Picking Up The Broken Pieces

I have decided not to let my past hurt me any longer. For so long the feelings of doubt, anxiety, fear, and brokeness plagued me. I was always afraid to let anyone in to how I was truly feeling, due to rejection and the deep scars that my birth parents had left me with. Satan was constantly attacking my mind making me feel worse, and making me feel like everything was my fault. Now I know that the devil is out to kill me! I realized, through a very close mentor, that holding on to the past, and letting those emotions plague me was causing me to be chained. I want to be free from the chains and ask God for strenghth to endure the past and the emotions that I carry.


Letting go gives us freedom, and freedom is the only condition for happiness. If, in our heart, we still cling to anything - anger, anxiety, or possessions - we cannot be free. ― Thich Nhat Hanh, Heart of Buddha's Teaching
http://www.verybestquotes.com/letting-go-give-us-freedom-picture-quotes/
    God is taking me through a season of healing. He wants me to learn to trust him with my life, and seek him with my whole heart.

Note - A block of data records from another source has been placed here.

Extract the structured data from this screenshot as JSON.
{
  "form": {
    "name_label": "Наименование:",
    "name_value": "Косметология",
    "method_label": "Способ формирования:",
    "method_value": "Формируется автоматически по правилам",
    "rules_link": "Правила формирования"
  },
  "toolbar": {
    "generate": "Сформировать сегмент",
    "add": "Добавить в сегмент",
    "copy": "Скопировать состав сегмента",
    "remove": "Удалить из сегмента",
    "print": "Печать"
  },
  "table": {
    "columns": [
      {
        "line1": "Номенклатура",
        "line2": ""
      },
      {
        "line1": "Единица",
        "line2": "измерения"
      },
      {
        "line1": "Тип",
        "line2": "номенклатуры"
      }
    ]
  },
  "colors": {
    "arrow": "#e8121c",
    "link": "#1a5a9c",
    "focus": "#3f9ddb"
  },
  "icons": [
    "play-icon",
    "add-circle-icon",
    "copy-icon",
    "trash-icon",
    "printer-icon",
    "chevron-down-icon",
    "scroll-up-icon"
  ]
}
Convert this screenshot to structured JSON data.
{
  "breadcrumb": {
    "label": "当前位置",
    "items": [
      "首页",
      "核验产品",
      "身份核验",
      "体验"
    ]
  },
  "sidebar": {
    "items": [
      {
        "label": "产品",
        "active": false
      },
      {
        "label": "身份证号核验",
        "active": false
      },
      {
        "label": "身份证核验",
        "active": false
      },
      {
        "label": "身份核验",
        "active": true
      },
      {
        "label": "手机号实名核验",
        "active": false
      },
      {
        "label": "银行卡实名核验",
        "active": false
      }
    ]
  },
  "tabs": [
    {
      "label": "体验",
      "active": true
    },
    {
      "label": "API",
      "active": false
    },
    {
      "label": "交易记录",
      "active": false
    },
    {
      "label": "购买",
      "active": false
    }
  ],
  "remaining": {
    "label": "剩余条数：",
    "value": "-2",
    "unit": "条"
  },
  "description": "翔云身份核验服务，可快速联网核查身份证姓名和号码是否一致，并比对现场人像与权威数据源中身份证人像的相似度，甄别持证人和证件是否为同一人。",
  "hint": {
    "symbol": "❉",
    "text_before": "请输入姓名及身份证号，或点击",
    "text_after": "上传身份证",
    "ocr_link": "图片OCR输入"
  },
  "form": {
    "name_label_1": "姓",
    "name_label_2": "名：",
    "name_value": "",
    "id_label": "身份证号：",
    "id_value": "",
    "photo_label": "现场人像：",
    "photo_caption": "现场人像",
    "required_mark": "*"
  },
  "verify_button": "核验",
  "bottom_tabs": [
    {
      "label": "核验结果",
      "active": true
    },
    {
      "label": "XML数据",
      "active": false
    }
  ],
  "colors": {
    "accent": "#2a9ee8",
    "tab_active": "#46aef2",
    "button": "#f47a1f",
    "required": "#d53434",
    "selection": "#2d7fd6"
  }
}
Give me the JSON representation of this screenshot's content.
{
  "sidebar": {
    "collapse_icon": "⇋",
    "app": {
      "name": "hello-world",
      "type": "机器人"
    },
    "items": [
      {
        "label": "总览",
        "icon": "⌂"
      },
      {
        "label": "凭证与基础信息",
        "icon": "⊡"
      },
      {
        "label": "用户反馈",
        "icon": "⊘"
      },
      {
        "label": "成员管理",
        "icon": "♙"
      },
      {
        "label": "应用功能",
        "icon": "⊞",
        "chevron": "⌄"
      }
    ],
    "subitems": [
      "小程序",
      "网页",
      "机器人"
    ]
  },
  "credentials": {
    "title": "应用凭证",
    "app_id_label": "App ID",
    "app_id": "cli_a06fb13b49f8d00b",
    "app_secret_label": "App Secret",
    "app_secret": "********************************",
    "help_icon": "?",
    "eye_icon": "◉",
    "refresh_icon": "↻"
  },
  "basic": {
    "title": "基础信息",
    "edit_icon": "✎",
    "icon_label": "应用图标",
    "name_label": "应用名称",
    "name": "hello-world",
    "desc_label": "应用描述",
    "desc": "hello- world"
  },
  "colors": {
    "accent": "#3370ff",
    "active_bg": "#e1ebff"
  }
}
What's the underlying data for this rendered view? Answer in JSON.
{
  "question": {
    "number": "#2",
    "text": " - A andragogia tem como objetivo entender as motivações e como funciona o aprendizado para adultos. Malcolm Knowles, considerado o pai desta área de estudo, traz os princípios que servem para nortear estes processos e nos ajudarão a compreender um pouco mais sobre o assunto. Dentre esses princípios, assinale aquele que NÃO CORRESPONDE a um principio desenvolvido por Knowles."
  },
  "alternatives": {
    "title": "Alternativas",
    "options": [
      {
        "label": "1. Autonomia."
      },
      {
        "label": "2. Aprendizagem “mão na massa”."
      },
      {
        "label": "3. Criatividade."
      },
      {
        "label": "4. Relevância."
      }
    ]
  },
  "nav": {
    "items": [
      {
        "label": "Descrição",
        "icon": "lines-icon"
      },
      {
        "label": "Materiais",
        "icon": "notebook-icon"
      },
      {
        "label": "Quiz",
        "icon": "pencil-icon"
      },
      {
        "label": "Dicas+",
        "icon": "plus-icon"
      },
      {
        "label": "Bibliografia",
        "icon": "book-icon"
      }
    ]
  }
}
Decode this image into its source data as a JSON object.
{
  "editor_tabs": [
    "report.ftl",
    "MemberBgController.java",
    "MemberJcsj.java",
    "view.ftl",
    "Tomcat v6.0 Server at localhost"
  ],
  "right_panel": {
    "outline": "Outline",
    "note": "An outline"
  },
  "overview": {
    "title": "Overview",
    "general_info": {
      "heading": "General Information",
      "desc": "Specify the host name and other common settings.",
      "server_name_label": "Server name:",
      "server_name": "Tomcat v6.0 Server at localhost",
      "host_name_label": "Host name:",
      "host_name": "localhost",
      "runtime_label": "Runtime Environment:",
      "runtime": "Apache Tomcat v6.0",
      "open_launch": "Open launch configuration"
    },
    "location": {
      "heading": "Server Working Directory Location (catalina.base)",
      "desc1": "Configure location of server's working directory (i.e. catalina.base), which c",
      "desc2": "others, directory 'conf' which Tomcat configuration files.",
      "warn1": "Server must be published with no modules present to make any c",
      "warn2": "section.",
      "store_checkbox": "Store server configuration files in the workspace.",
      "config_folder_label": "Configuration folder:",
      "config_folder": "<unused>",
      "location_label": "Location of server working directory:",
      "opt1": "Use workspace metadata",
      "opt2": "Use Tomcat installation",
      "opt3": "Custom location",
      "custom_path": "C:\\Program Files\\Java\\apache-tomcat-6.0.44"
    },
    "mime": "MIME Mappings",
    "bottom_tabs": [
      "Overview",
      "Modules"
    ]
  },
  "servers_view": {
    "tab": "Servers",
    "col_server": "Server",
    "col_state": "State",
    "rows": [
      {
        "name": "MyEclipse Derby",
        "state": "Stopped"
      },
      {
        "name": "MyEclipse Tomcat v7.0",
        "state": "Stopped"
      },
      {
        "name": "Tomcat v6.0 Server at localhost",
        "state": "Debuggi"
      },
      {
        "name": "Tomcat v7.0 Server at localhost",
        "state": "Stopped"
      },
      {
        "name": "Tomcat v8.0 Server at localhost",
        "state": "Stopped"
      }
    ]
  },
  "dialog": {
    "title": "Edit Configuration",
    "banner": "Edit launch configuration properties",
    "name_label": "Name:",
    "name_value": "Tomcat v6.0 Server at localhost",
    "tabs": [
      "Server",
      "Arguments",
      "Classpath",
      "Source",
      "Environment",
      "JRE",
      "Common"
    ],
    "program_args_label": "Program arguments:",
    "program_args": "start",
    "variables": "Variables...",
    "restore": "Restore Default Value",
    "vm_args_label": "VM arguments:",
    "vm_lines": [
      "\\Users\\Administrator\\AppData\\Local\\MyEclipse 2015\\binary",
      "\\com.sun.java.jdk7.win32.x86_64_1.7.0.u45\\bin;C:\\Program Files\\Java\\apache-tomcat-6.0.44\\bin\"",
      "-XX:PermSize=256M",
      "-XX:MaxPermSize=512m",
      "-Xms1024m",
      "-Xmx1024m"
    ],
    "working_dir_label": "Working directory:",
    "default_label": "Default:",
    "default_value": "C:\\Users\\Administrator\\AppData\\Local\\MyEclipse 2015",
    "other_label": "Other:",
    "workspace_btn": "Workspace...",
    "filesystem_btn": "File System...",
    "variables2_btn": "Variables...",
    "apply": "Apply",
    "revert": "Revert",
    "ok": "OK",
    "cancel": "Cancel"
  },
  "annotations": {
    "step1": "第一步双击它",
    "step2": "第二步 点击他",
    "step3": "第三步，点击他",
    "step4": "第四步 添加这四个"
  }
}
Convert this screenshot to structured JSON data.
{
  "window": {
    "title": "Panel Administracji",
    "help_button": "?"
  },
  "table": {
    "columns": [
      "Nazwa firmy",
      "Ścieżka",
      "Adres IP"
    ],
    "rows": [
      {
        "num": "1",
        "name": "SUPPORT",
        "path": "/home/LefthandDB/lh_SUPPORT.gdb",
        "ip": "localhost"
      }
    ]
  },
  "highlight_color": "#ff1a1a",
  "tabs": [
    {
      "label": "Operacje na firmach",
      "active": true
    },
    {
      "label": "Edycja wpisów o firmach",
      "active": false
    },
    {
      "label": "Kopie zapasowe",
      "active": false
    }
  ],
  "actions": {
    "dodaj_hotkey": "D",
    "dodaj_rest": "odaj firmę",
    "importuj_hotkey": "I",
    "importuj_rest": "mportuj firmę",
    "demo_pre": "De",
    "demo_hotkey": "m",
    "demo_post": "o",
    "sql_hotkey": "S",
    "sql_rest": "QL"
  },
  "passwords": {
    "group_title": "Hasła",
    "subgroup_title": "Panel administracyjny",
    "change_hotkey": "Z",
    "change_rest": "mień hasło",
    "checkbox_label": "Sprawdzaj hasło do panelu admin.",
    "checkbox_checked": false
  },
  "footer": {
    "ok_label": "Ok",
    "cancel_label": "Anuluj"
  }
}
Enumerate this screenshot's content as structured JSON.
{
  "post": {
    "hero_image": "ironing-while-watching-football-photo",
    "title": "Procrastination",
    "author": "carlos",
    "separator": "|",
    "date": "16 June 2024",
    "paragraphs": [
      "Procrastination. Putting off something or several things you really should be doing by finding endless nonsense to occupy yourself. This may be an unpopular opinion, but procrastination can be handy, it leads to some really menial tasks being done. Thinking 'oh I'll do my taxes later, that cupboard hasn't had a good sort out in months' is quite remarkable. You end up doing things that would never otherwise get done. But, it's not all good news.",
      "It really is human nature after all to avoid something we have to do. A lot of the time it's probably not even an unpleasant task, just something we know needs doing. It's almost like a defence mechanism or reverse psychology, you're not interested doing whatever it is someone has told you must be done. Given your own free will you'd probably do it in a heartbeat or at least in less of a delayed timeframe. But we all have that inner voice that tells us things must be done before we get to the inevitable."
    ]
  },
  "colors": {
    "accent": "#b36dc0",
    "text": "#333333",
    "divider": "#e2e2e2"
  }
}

I am amazed by how He gently calms and brings peace to me when I feel empty and there is nothing left. At my school chapel last week, the pastor preached on 1 Peter 5:7, " Casting all your care upon him; for he careth for you". The message really helped me to see that Jesus wants me to lay my burdens at his feet and he will take care of me. How blessed I am to serve a God who is so powerful, loving, and forgiving. Know I want to have faith to lay my past at Jesus feet and trust that he will take care of the rest.